El Olvido,el Encuentro
Anoche, en una comida en casa de amigos, el editor francés Jean Paul Enthoven me contó que Héctor Bianciotti, dos días antes de morir en 2012, lo llamó por teléfono porque quería saber cómo se encontraba Paul Valéry de salud.
Bianchotti hacía años padecía de Alzheimer y Paul Valéry había sido su primera lectura francesa en la pampa cordobesa a mediados de los años 40. Por su lado, Jean Paul Enthoven es otro gran entusiasta de Valéry, de manera que Bianchiotti "sabía" a quién debía dirigir ese tipo de pregunta.

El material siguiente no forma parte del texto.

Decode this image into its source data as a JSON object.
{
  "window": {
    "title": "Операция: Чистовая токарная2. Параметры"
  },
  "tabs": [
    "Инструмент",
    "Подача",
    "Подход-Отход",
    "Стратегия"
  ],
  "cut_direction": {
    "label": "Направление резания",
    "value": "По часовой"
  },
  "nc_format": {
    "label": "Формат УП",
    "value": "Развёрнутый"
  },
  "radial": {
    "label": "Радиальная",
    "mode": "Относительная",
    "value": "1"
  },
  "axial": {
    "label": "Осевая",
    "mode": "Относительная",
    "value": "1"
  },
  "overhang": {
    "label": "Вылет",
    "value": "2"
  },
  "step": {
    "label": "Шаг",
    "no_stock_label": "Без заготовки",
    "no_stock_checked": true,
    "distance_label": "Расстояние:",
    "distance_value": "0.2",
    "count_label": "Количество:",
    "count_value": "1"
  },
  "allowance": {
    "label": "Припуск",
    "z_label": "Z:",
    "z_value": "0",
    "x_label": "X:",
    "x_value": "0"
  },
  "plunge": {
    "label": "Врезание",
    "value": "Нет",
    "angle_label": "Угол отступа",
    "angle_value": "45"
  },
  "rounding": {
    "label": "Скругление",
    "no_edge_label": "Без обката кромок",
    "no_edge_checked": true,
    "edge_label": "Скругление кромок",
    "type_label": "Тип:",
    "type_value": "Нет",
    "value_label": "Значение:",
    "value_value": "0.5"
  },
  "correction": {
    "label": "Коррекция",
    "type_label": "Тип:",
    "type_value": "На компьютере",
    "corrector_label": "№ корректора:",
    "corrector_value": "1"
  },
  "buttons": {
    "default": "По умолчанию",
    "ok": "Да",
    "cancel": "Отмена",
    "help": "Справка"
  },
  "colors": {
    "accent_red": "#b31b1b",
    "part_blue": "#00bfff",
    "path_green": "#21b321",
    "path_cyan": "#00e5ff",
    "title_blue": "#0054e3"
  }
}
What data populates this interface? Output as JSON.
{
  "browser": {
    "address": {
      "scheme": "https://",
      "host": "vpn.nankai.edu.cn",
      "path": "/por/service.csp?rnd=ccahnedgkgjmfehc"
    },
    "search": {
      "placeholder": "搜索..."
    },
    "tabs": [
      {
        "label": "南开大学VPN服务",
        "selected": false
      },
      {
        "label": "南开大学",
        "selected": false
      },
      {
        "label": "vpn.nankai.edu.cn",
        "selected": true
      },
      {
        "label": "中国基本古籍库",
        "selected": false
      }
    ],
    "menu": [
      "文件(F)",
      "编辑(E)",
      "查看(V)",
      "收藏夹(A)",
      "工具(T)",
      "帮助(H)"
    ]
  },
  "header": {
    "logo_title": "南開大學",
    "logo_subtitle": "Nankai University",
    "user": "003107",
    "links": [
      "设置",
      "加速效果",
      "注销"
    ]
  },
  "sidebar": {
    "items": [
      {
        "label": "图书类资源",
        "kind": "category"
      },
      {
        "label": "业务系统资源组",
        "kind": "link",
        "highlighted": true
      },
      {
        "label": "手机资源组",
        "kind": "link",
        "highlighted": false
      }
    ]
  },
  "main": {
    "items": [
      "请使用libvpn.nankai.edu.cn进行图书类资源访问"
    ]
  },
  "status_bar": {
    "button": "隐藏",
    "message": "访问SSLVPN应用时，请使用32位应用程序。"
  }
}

Desde luego, la anécdota me pareció conmovedora y recordé a Bianchiotti en París hablándome de mi retrato de Juan Rulfo publicado en La Nación y de mi novela El Apartado a la que, no obstante sus elogios, jamás recomendó publicar a Gallimard debido a que era "demasiado europea" para la boga latinoamericanista de fines de los años 70.
Estábamos tomando café en Deux Magots y Severo Sarduy, que se encontraba con nosotros, no compartía la opinión de Héctor, alegando que Buenos Aires era "un destilado" muy particular de América Latina y que yo, sin duda, era porteño. Pero no hubo nada que hacer. Misteriosamente, sin embargo, Gallimard se quedó con El Apartado aunque todavía sigue sin editarlo.
Por si alguien manejara nociones biográficas distraídas tal vez no sea ocioso añadir que Paul Valéry nació en 1871 y murió en 1945.
Uno de sus grandes poemas es El Cementerio Marino, impecablemente traducido al español por Jorge Guillén y editado por primera vez en París en 1922.